- Born: Kentucky, United States
- Education: Michigan State University Syracuse University
- Occupations: Copyeditor and journalist
- Employer: The Baltimore Sun (1986–2009, 2010–2021)
- Organization(s): Co-founder and former president of the American Copy Editors Society
- Notable work: The Old Editor Says and Bad Advice

= John McIntyre (copy editor) =

American journalist and copy editor

John E. McIntyre is an American journalist and copy editor. McIntyre is a cofounder and two-term president of the American Copy Editors Society.

==Life and career==
McIntyre was born in Kentucky and grew up in Elizaville, in Fleming County, Kentucky. He graduated from Fleming County High School in Flemingsburg, Kentucky in 1969. He then earned a bachelor's degree in English from Michigan State University in 1973. From 1973 to 1979 he attended Syracuse University, earning a master's degree in English but leaving without completing his doctorate.

From 1980 to 1986 McIntyre worked as a copy editor at The Cincinnati Enquirer. He became a copy editor at The Baltimore Sun in 1986. On April 29, 2009, McIntyre was laid off by The Sun. He was rehired in 2010 to serve as the newspaper's Night Content Production Manager. He retired from The Sun in 2021, after accepting a buyout from the newspaper's new owner Alden Global Capital.

In 1997, McIntyre helped to found the American Copy Editors Society, and subsequently served as its president for two terms. McIntyre is also an affiliate adjunct instructor at Loyola College in Maryland. He published a parody video titled "Trigger Warning" for his students on Facebook in 2016, which warned them about the tedium and difficulty of the material. It was criticized by some students who felt that it trivialized trigger warnings.

McIntyre maintains a blog called "You Don't Say" on the Sun website, discussing a variety of topics including grammar usage, journalism, and copy editing.

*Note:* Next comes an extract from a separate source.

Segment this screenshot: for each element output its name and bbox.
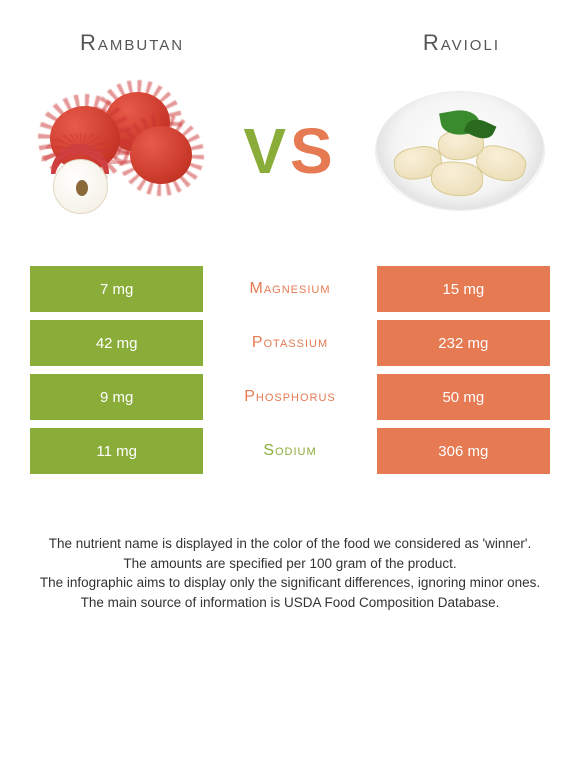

The blog received an average of 20,000 to 30,000 monthly pageviews in 2017. His online following grew after posting a video on the grammatical use of the singular they which received over 1 million views. His blog has weighed in on various topics related to grammar, such as the controversy over the trademarking of Cafe Hon and "Weird Al" Yankovic's "Word Crimes".

He is the author of two books published by Apprentice House Press at Loyola University Maryland, The Old Editor Says: Maxims for Writing and Editing (2013) and Bad Advice: The Most Unreliable Counsel Available on grammar, Usage, and Writing (2020).